Tuesday’s deadline came and went without a withdrawal filing from either candidate, sending Texas’s GOP Senate primary barreling toward another era of expensive inner-party warfare ahead of the May 26 runoff election.
Under the Texas Election Code, runoff candidates may withdraw until 5 p.m. on the third day after the state party completes its official canvass of primary results. The Republican Party of Texas ran that canvass on Saturday, March 14, setting March 17 as the final day for either candidate to step aside and hand the other the nomination outright.

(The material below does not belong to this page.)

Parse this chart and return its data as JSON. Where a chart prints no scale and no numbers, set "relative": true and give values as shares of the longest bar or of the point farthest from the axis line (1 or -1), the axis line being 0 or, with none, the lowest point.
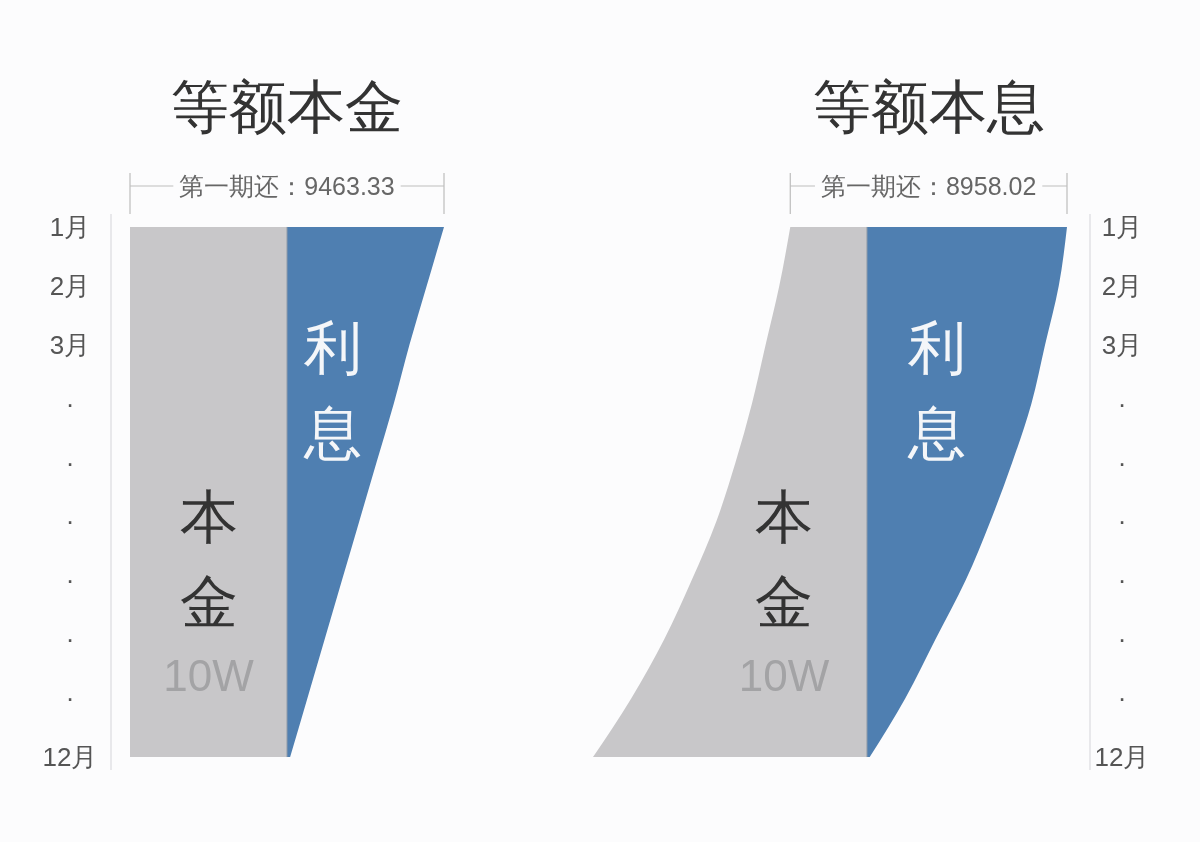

The standoff has kicked off against a backdrop of intense pressure. Shortly after the March 3 primary – in which Cornyn and Paxton advanced with 43% and 41% of the vote, respectively- President Donald Trump posted on Truth Social, calling for the race to end, pledging to endorse one candidate and calling on the other to drop out immediately, as The Dallas Express reported at the time.

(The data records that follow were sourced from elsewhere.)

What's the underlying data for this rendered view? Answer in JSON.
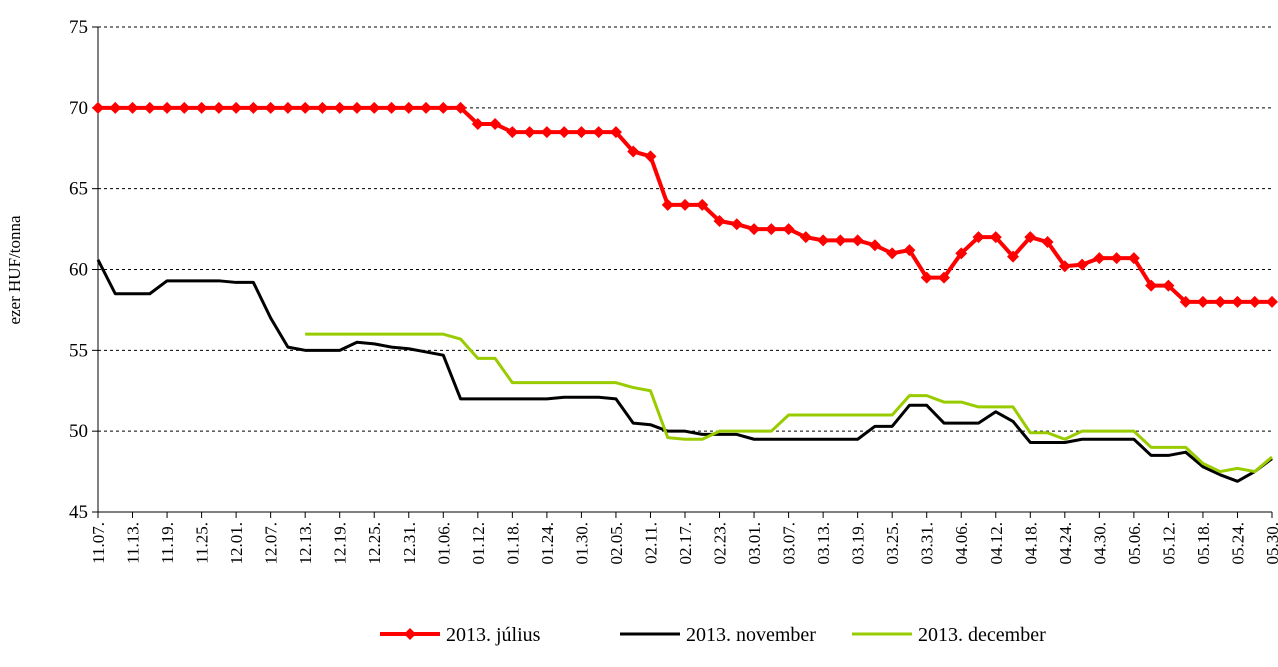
{
  "chart_data": {
    "type": "line",
    "y_label": "ezer HUF/tonna",
    "categories": [
      "11.07.",
      null,
      "11.13.",
      null,
      "11.19.",
      null,
      "11.25.",
      null,
      "12.01.",
      null,
      "12.07.",
      null,
      "12.13.",
      null,
      "12.19.",
      null,
      "12.25.",
      null,
      "12.31.",
      null,
      "01.06.",
      null,
      "01.12.",
      null,
      "01.18.",
      null,
      "01.24.",
      null,
      "01.30.",
      null,
      "02.05.",
      null,
      "02.11.",
      null,
      "02.17.",
      null,
      "02.23.",
      null,
      "03.01.",
      null,
      "03.07.",
      null,
      "03.13.",
      null,
      "03.19.",
      null,
      "03.25.",
      null,
      "03.31.",
      null,
      "04.06.",
      null,
      "04.12.",
      null,
      "04.18.",
      null,
      "04.24.",
      null,
      "04.30.",
      null,
      "05.06.",
      null,
      "05.12.",
      null,
      "05.18.",
      null,
      "05.24.",
      null,
      "05.30."
    ],
    "series": [
      {
        "name": "2013. július",
        "color": "#ff0000",
        "marker": "diamond",
        "values": [
          70,
          70,
          70,
          70,
          70,
          70,
          70,
          70,
          70,
          70,
          70,
          70,
          70,
          70,
          70,
          70,
          70,
          70,
          70,
          70,
          70,
          70,
          69,
          69,
          68.5,
          68.5,
          68.5,
          68.5,
          68.5,
          68.5,
          68.5,
          67.3,
          67,
          64,
          64,
          64,
          63,
          62.8,
          62.5,
          62.5,
          62.5,
          62,
          61.8,
          61.8,
          61.8,
          61.5,
          61,
          61.2,
          59.5,
          59.5,
          61,
          62,
          62,
          60.8,
          62,
          61.7,
          60.2,
          60.3,
          60.7,
          60.7,
          60.7,
          59,
          59,
          58,
          58,
          58,
          58,
          58,
          58
        ]
      },
      {
        "name": "2013. november",
        "color": "#000000",
        "values": [
          60.6,
          58.5,
          58.5,
          58.5,
          59.3,
          59.3,
          59.3,
          59.3,
          59.2,
          59.2,
          57,
          55.2,
          55,
          55,
          55,
          55.5,
          55.4,
          55.2,
          55.1,
          54.9,
          54.7,
          52,
          52,
          52,
          52,
          52,
          52,
          52.1,
          52.1,
          52.1,
          52,
          50.5,
          50.4,
          50,
          50,
          49.8,
          49.8,
          49.8,
          49.5,
          49.5,
          49.5,
          49.5,
          49.5,
          49.5,
          49.5,
          50.3,
          50.3,
          51.6,
          51.6,
          50.5,
          50.5,
          50.5,
          51.2,
          50.6,
          49.3,
          49.3,
          49.3,
          49.5,
          49.5,
          49.5,
          49.5,
          48.5,
          48.5,
          48.7,
          47.8,
          47.3,
          46.9,
          47.5,
          48.3
        ]
      },
      {
        "name": "2013. december",
        "color": "#99cc00",
        "values": [
          null,
          null,
          null,
          null,
          null,
          null,
          null,
          null,
          null,
          null,
          null,
          null,
          56,
          56,
          56,
          56,
          56,
          56,
          56,
          56,
          56,
          55.7,
          54.5,
          54.5,
          53,
          53,
          53,
          53,
          53,
          53,
          53,
          52.7,
          52.5,
          49.6,
          49.5,
          49.5,
          50,
          50,
          50,
          50,
          51,
          51,
          51,
          51,
          51,
          51,
          51,
          52.2,
          52.2,
          51.8,
          51.8,
          51.5,
          51.5,
          51.5,
          49.9,
          49.9,
          49.5,
          50,
          50,
          50,
          50,
          49,
          49,
          49,
          48,
          47.5,
          47.7,
          47.5,
          48.4
        ]
      }
    ],
    "ylim": [
      45,
      75
    ],
    "yticks": [
      45,
      50,
      55,
      60,
      65,
      70,
      75
    ],
    "grid": true
  }
}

The President’s delay seems closely tied to the fate of the SAVE America Act, an election-integrity bill that would require proof of citizenship for federal voter registration, restrict mail-in voting, and ban gender-transition procedures for minors. Trump told NBC News that “A lot has to do with the SAVE America Act…Republicans have to get that passed, because that will secure voting in this country.”

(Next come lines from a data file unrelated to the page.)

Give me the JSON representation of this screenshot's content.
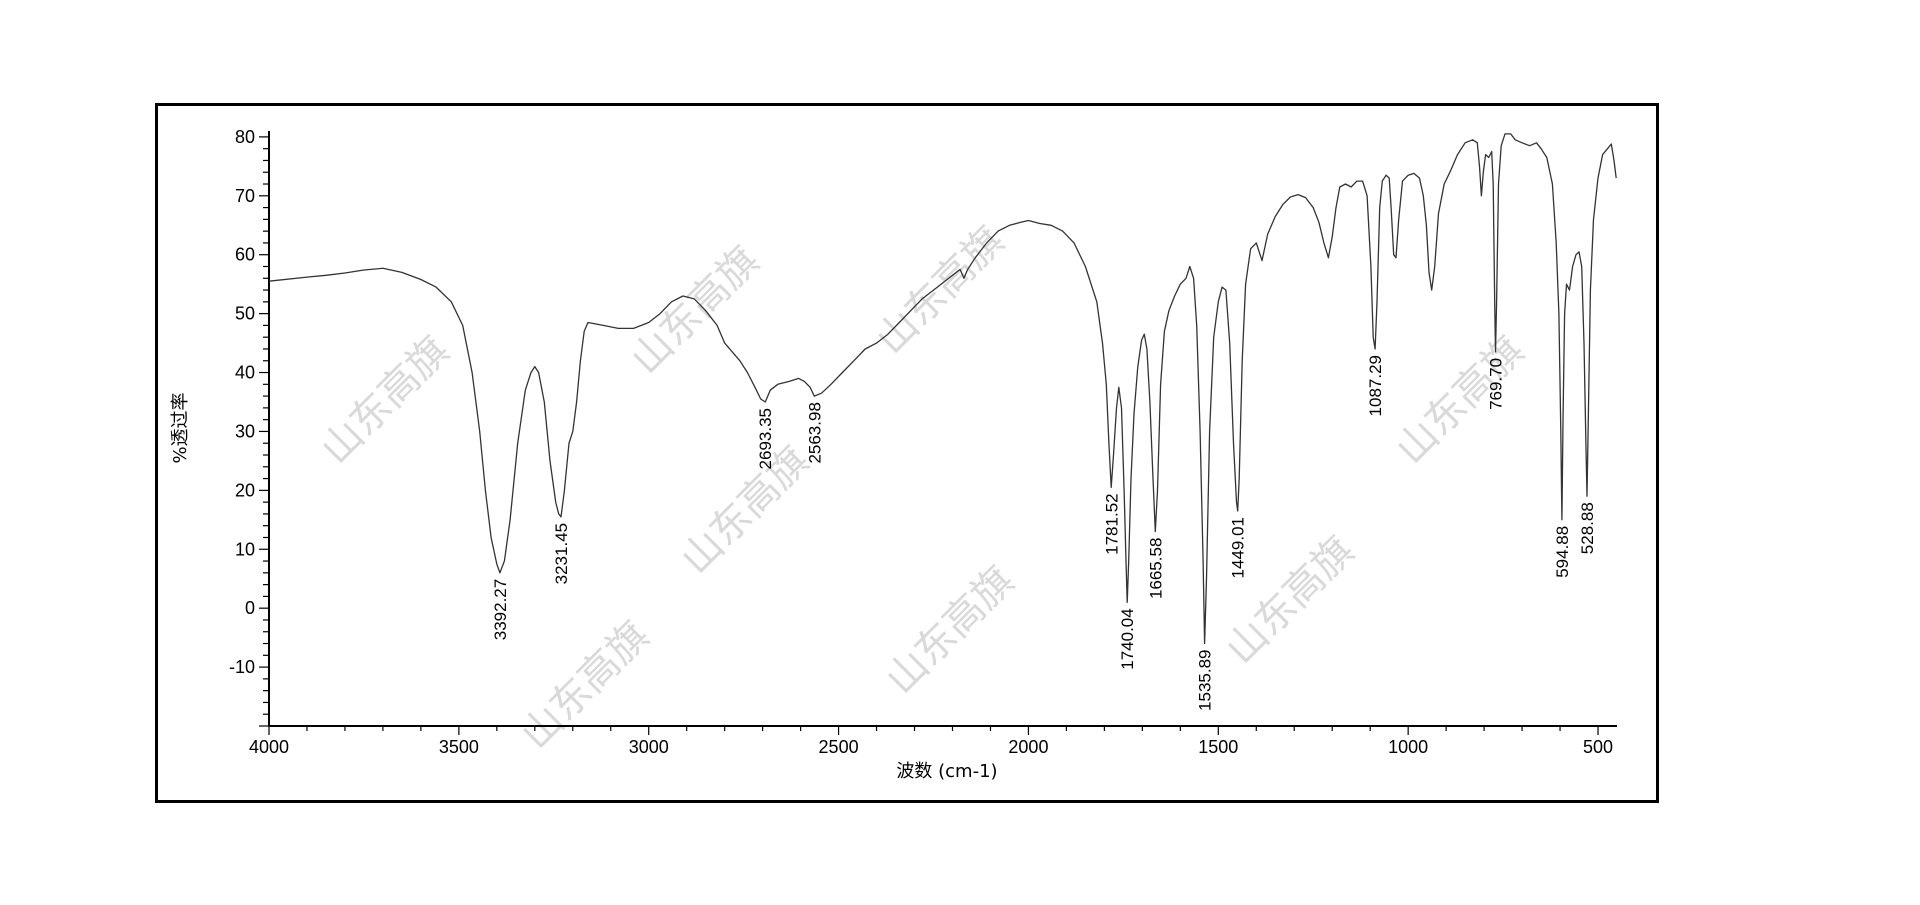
{
  "chart_data": {
    "type": "line",
    "xlabel": "波数 (cm-1)",
    "ylabel": "%透过率",
    "xlim": [
      4000,
      450
    ],
    "ylim": [
      -20,
      81
    ],
    "x_ticks": [
      4000,
      3500,
      3000,
      2500,
      2000,
      1500,
      1000,
      500
    ],
    "x_tick_labels": [
      "4000",
      "3500",
      "3000",
      "2500",
      "2000",
      "1500",
      "1000",
      "500"
    ],
    "y_ticks": [
      -10,
      0,
      10,
      20,
      30,
      40,
      50,
      60,
      70,
      80
    ],
    "y_tick_labels": [
      "-10",
      "0",
      "10",
      "20",
      "30",
      "40",
      "50",
      "60",
      "70",
      "80"
    ],
    "grid": false,
    "legend": "none",
    "line_color": "#333333",
    "watermark_text": "山东高旗",
    "series": [
      {
        "points": [
          [
            4000,
            55.5
          ],
          [
            3900,
            56.2
          ],
          [
            3850,
            56.5
          ],
          [
            3800,
            56.9
          ],
          [
            3750,
            57.4
          ],
          [
            3700,
            57.7
          ],
          [
            3650,
            57.0
          ],
          [
            3600,
            55.8
          ],
          [
            3560,
            54.5
          ],
          [
            3520,
            52.0
          ],
          [
            3490,
            48.0
          ],
          [
            3465,
            40.0
          ],
          [
            3445,
            30.0
          ],
          [
            3430,
            20.0
          ],
          [
            3415,
            12.0
          ],
          [
            3400,
            7.5
          ],
          [
            3392,
            6.0
          ],
          [
            3380,
            8.0
          ],
          [
            3365,
            15.0
          ],
          [
            3345,
            28.0
          ],
          [
            3325,
            37.0
          ],
          [
            3310,
            40.0
          ],
          [
            3300,
            41.0
          ],
          [
            3290,
            40.0
          ],
          [
            3275,
            35.0
          ],
          [
            3260,
            25.0
          ],
          [
            3245,
            18.0
          ],
          [
            3237,
            16.0
          ],
          [
            3231,
            15.5
          ],
          [
            3222,
            20.0
          ],
          [
            3210,
            28.0
          ],
          [
            3200,
            30.0
          ],
          [
            3190,
            35.0
          ],
          [
            3180,
            42.0
          ],
          [
            3170,
            47.0
          ],
          [
            3160,
            48.5
          ],
          [
            3120,
            48.0
          ],
          [
            3080,
            47.5
          ],
          [
            3040,
            47.5
          ],
          [
            3000,
            48.5
          ],
          [
            2970,
            50.0
          ],
          [
            2940,
            52.0
          ],
          [
            2910,
            53.0
          ],
          [
            2880,
            52.5
          ],
          [
            2850,
            50.5
          ],
          [
            2820,
            48.0
          ],
          [
            2800,
            45.0
          ],
          [
            2780,
            43.5
          ],
          [
            2760,
            42.0
          ],
          [
            2740,
            40.0
          ],
          [
            2720,
            37.5
          ],
          [
            2705,
            35.5
          ],
          [
            2693,
            35.0
          ],
          [
            2680,
            37.0
          ],
          [
            2660,
            38.0
          ],
          [
            2630,
            38.5
          ],
          [
            2605,
            39.0
          ],
          [
            2590,
            38.5
          ],
          [
            2575,
            37.5
          ],
          [
            2564,
            36.0
          ],
          [
            2545,
            36.5
          ],
          [
            2520,
            38.0
          ],
          [
            2490,
            40.0
          ],
          [
            2460,
            42.0
          ],
          [
            2430,
            44.0
          ],
          [
            2400,
            45.0
          ],
          [
            2370,
            46.5
          ],
          [
            2340,
            48.5
          ],
          [
            2310,
            50.5
          ],
          [
            2280,
            52.5
          ],
          [
            2250,
            54.0
          ],
          [
            2220,
            55.5
          ],
          [
            2200,
            56.5
          ],
          [
            2180,
            57.5
          ],
          [
            2170,
            56.0
          ],
          [
            2160,
            57.5
          ],
          [
            2140,
            59.5
          ],
          [
            2110,
            62.0
          ],
          [
            2080,
            64.0
          ],
          [
            2050,
            65.0
          ],
          [
            2020,
            65.5
          ],
          [
            2000,
            65.8
          ],
          [
            1970,
            65.3
          ],
          [
            1940,
            65.0
          ],
          [
            1910,
            64.0
          ],
          [
            1880,
            62.0
          ],
          [
            1850,
            58.0
          ],
          [
            1820,
            52.0
          ],
          [
            1805,
            45.0
          ],
          [
            1795,
            38.0
          ],
          [
            1788,
            28.0
          ],
          [
            1782,
            20.5
          ],
          [
            1776,
            26.0
          ],
          [
            1768,
            34.0
          ],
          [
            1762,
            37.5
          ],
          [
            1755,
            34.0
          ],
          [
            1748,
            20.0
          ],
          [
            1743,
            8.0
          ],
          [
            1740,
            1.0
          ],
          [
            1736,
            8.0
          ],
          [
            1730,
            22.0
          ],
          [
            1722,
            33.0
          ],
          [
            1712,
            41.0
          ],
          [
            1702,
            45.5
          ],
          [
            1695,
            46.5
          ],
          [
            1688,
            44.0
          ],
          [
            1680,
            35.0
          ],
          [
            1672,
            22.0
          ],
          [
            1666,
            13.0
          ],
          [
            1660,
            20.0
          ],
          [
            1652,
            38.0
          ],
          [
            1642,
            47.0
          ],
          [
            1630,
            50.5
          ],
          [
            1615,
            53.0
          ],
          [
            1600,
            55.0
          ],
          [
            1585,
            56.0
          ],
          [
            1575,
            58.0
          ],
          [
            1565,
            56.0
          ],
          [
            1557,
            48.0
          ],
          [
            1548,
            30.0
          ],
          [
            1540,
            8.0
          ],
          [
            1536,
            -6.0
          ],
          [
            1531,
            5.0
          ],
          [
            1523,
            30.0
          ],
          [
            1512,
            46.0
          ],
          [
            1500,
            52.0
          ],
          [
            1490,
            54.5
          ],
          [
            1480,
            54.0
          ],
          [
            1470,
            45.0
          ],
          [
            1460,
            28.0
          ],
          [
            1452,
            18.0
          ],
          [
            1449,
            16.5
          ],
          [
            1445,
            22.0
          ],
          [
            1437,
            42.0
          ],
          [
            1428,
            55.0
          ],
          [
            1415,
            61.0
          ],
          [
            1400,
            62.0
          ],
          [
            1385,
            59.0
          ],
          [
            1370,
            63.5
          ],
          [
            1350,
            66.5
          ],
          [
            1330,
            68.5
          ],
          [
            1310,
            69.8
          ],
          [
            1290,
            70.2
          ],
          [
            1270,
            69.7
          ],
          [
            1250,
            68.0
          ],
          [
            1235,
            65.5
          ],
          [
            1222,
            62.0
          ],
          [
            1210,
            59.5
          ],
          [
            1200,
            63.0
          ],
          [
            1190,
            68.0
          ],
          [
            1180,
            71.5
          ],
          [
            1165,
            72.0
          ],
          [
            1150,
            71.5
          ],
          [
            1135,
            72.5
          ],
          [
            1120,
            72.5
          ],
          [
            1108,
            70.0
          ],
          [
            1098,
            58.0
          ],
          [
            1092,
            46.0
          ],
          [
            1087,
            44.0
          ],
          [
            1082,
            52.0
          ],
          [
            1075,
            68.0
          ],
          [
            1068,
            72.5
          ],
          [
            1058,
            73.5
          ],
          [
            1050,
            73.0
          ],
          [
            1045,
            68.0
          ],
          [
            1038,
            60.0
          ],
          [
            1032,
            59.5
          ],
          [
            1025,
            66.0
          ],
          [
            1015,
            72.5
          ],
          [
            1000,
            73.5
          ],
          [
            985,
            73.8
          ],
          [
            970,
            73.0
          ],
          [
            960,
            70.0
          ],
          [
            952,
            65.0
          ],
          [
            945,
            57.0
          ],
          [
            938,
            54.0
          ],
          [
            930,
            58.0
          ],
          [
            920,
            67.0
          ],
          [
            905,
            72.0
          ],
          [
            890,
            74.0
          ],
          [
            870,
            77.0
          ],
          [
            850,
            79.0
          ],
          [
            830,
            79.5
          ],
          [
            818,
            79.0
          ],
          [
            812,
            75.0
          ],
          [
            807,
            70.0
          ],
          [
            802,
            74.0
          ],
          [
            796,
            77.0
          ],
          [
            788,
            76.5
          ],
          [
            780,
            77.5
          ],
          [
            776,
            72.0
          ],
          [
            772,
            52.0
          ],
          [
            770,
            43.5
          ],
          [
            767,
            52.0
          ],
          [
            762,
            72.0
          ],
          [
            755,
            78.5
          ],
          [
            745,
            80.5
          ],
          [
            730,
            80.5
          ],
          [
            718,
            79.5
          ],
          [
            700,
            79.0
          ],
          [
            680,
            78.5
          ],
          [
            662,
            79.0
          ],
          [
            650,
            78.0
          ],
          [
            635,
            76.5
          ],
          [
            620,
            72.0
          ],
          [
            610,
            62.0
          ],
          [
            603,
            50.0
          ],
          [
            598,
            30.0
          ],
          [
            595,
            15.0
          ],
          [
            592,
            33.0
          ],
          [
            588,
            50.0
          ],
          [
            583,
            55.0
          ],
          [
            575,
            54.0
          ],
          [
            567,
            58.0
          ],
          [
            558,
            60.0
          ],
          [
            550,
            60.5
          ],
          [
            543,
            58.0
          ],
          [
            537,
            45.0
          ],
          [
            532,
            28.0
          ],
          [
            529,
            19.0
          ],
          [
            526,
            30.0
          ],
          [
            520,
            54.0
          ],
          [
            512,
            66.0
          ],
          [
            500,
            73.0
          ],
          [
            488,
            77.0
          ],
          [
            475,
            78.0
          ],
          [
            465,
            78.8
          ],
          [
            458,
            76.0
          ],
          [
            452,
            73.0
          ]
        ]
      }
    ],
    "annotations": [
      {
        "text": "3392.27",
        "x": 3392.27,
        "y": 6.0
      },
      {
        "text": "3231.45",
        "x": 3231.45,
        "y": 15.5
      },
      {
        "text": "2693.35",
        "x": 2693.35,
        "y": 35.0
      },
      {
        "text": "2563.98",
        "x": 2563.98,
        "y": 36.0
      },
      {
        "text": "1781.52",
        "x": 1781.52,
        "y": 20.5
      },
      {
        "text": "1740.04",
        "x": 1740.04,
        "y": 1.0
      },
      {
        "text": "1665.58",
        "x": 1665.58,
        "y": 13.0
      },
      {
        "text": "1535.89",
        "x": 1535.89,
        "y": -6.0
      },
      {
        "text": "1449.01",
        "x": 1449.01,
        "y": 16.5
      },
      {
        "text": "1087.29",
        "x": 1087.29,
        "y": 44.0
      },
      {
        "text": "769.70",
        "x": 769.7,
        "y": 43.5
      },
      {
        "text": "594.88",
        "x": 594.88,
        "y": 15.0
      },
      {
        "text": "528.88",
        "x": 528.88,
        "y": 19.0
      }
    ]
  }
}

Paxton jumped on the SAVE Act as leverage. He posted on March 5 that he would “consider dropping out” of the Senate race if Senate leadership agreed to lift the filibuster and pass the SAVE Act.
The Save America Act is the most important bill the U.S. Senate could ever pass, and I'm committed to helping President Trump get it done.
I would consider dropping out of this race if Senate Leadership agrees to lift the filibuster and passes the SAVE America Act.
John Cornyn…
— Attorney General Ken Paxton (@KenPaxtonTX) March 5, 2026
Cornyn, for his part, pulled off a notable primary conversion. As The Dallas Express previously reported, Cornyn expressed support for altering Senate rules to pass the SAVE America Act – a position he had long opposed – arguing in a March 11 opinion piece that “when the reality on the ground changes, leaders must take stock and adapt.”
The Senate began debating the SAVE America Act on Tuesday, with Cornyn voting alongside 50 other Senate Republicans to open debate.
The Republican nominee will face Democrat James Talarico, a state representative who won his party’s primary, in the November general election.